The Raven and I: Confessions of a Wooden Boat Lover

Description

159 pages
Contains Maps
$19.95
ISBN 1-894263-11-1
DDC 797.1'02'07

Year

1999

Contributor

Illustrations by Paul Burke
Reviewed by Janet Arnett

Janet Arnett is the former campus manager of adult education at Ontario’s Georgian College. She is the author of Antiques and Collectibles: Starting Small, The Grange at Knock, and 673 Ways to Save Money.

 

Review

A man and his boat is a lot like a boy and his dog or a teenager and his
first car. He revels in its good points and loves it for its
personality. And the Raven is a boat with personality. Not the
personality most people would find tolerable, but to Green it is
beautiful. A mistress, after all, is not a wife.

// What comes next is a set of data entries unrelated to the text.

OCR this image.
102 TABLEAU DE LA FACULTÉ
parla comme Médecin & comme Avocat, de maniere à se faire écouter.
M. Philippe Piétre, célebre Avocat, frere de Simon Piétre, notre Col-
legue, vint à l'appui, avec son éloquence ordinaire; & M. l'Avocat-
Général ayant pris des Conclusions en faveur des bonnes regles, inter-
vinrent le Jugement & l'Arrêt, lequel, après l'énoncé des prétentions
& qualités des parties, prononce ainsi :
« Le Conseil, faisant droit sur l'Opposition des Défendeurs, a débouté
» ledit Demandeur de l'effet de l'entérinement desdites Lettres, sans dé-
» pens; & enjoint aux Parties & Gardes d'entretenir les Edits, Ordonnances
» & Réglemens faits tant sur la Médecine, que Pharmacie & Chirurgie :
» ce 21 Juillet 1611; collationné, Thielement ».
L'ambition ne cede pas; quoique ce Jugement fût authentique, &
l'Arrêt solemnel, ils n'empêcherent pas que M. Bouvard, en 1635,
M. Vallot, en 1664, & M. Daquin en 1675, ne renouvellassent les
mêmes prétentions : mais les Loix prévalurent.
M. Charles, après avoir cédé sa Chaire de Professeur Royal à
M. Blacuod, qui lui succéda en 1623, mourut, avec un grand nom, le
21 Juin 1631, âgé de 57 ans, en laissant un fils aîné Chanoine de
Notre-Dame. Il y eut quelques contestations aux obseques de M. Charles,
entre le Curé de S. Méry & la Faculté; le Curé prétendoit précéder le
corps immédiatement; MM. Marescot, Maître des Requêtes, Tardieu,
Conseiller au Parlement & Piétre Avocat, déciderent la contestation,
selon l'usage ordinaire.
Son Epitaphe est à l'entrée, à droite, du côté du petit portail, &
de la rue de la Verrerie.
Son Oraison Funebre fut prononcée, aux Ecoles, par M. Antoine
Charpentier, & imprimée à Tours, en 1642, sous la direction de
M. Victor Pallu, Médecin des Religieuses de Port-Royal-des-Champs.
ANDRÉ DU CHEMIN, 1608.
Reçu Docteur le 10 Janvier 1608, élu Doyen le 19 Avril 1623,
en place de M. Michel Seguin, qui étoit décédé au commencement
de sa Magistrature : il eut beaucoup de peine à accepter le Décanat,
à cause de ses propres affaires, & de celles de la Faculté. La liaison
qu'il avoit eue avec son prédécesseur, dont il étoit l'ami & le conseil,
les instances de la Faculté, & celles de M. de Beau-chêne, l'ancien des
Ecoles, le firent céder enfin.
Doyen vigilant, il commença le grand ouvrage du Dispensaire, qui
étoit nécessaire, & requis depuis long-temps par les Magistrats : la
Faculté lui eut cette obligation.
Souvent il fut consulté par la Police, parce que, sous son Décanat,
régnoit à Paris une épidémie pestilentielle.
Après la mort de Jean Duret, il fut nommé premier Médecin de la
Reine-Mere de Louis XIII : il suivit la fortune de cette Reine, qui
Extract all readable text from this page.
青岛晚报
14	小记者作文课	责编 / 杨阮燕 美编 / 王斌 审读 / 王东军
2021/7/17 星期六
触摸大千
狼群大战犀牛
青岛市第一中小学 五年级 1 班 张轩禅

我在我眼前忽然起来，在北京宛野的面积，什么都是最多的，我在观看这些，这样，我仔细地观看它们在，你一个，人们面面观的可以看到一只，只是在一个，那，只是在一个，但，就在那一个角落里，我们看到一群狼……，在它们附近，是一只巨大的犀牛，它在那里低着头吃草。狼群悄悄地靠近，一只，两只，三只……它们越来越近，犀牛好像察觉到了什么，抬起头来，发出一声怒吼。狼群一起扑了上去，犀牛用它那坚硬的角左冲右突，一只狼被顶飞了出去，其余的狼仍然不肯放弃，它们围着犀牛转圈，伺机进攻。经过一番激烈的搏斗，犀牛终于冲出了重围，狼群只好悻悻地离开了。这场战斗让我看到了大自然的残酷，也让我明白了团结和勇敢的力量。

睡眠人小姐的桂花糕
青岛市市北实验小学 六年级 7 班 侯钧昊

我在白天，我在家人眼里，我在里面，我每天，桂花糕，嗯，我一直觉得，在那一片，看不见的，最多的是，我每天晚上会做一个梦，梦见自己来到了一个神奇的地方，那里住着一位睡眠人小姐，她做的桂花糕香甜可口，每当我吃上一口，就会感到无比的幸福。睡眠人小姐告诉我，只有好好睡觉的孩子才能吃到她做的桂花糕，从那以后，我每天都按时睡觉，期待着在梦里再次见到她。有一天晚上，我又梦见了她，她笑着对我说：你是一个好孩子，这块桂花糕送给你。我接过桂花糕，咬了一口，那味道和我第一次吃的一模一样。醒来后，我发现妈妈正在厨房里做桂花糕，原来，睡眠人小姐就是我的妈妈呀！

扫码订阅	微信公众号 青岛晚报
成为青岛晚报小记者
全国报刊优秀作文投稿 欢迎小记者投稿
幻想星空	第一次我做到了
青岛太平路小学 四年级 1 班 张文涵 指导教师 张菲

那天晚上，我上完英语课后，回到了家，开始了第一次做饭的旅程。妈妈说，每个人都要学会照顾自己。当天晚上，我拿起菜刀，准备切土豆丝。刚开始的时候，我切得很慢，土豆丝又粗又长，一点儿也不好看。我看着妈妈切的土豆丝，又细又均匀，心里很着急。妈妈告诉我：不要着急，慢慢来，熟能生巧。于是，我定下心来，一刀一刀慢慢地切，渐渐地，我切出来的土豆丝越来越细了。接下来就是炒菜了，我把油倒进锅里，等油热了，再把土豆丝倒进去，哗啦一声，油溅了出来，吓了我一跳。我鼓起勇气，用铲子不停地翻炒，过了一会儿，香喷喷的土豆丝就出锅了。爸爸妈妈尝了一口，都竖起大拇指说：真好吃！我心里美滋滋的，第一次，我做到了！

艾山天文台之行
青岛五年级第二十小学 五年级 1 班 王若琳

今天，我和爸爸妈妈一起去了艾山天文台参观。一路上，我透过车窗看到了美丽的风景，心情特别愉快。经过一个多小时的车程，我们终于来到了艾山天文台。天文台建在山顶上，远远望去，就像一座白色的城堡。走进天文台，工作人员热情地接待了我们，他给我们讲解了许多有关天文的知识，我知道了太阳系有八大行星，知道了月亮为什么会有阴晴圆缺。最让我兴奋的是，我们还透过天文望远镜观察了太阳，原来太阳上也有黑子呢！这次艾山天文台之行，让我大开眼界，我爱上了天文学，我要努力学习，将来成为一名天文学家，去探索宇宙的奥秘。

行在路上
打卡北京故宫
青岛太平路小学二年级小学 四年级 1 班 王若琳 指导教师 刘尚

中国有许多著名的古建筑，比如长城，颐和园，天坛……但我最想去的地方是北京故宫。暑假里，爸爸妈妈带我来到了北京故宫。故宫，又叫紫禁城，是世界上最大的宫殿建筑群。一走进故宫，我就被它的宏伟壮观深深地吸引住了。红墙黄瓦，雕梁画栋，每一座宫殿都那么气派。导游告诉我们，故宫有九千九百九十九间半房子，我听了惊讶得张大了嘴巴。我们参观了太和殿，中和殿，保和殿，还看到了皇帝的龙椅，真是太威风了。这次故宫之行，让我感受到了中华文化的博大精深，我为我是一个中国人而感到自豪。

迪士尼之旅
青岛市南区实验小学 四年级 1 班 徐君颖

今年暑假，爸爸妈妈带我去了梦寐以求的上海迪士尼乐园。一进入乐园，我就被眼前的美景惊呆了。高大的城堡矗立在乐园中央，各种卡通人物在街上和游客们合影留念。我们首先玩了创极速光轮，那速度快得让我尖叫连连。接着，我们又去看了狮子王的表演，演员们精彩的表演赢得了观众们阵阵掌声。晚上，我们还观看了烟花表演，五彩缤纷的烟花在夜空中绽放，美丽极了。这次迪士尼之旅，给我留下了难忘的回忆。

The Raven is a 1958 mahogany cruiser that had seen better days and
learned naughty ways by the time Green acquired her. This book is an
account of his years with her on Georgian Bay, the Trent Waterway lock
system (in Ontario), and Lake Champlain (upper New York state). While
the Raven is the central character is this odyssey, there’s a
supporting cast of friends and waterfront denizens, each thoroughly
off-the-wall. The result is the routine made hilarious, the should-be
straightforward made into a circus of mishaps.

Green’s style is vivid, well salted with old-boys’ stories, lightly
peppered with off-color language, and revved up by his ability to find
the humor in bad luck, all the while maintaining his stance of
straightman innocence.

Anyone interested in boating on inland waters will find this a good
read. Anyone drawn to the beautiful classic wooden boats will love it.
And for anyone who has ever experienced a Century Raven, well, lust
comes to mind as the operative word.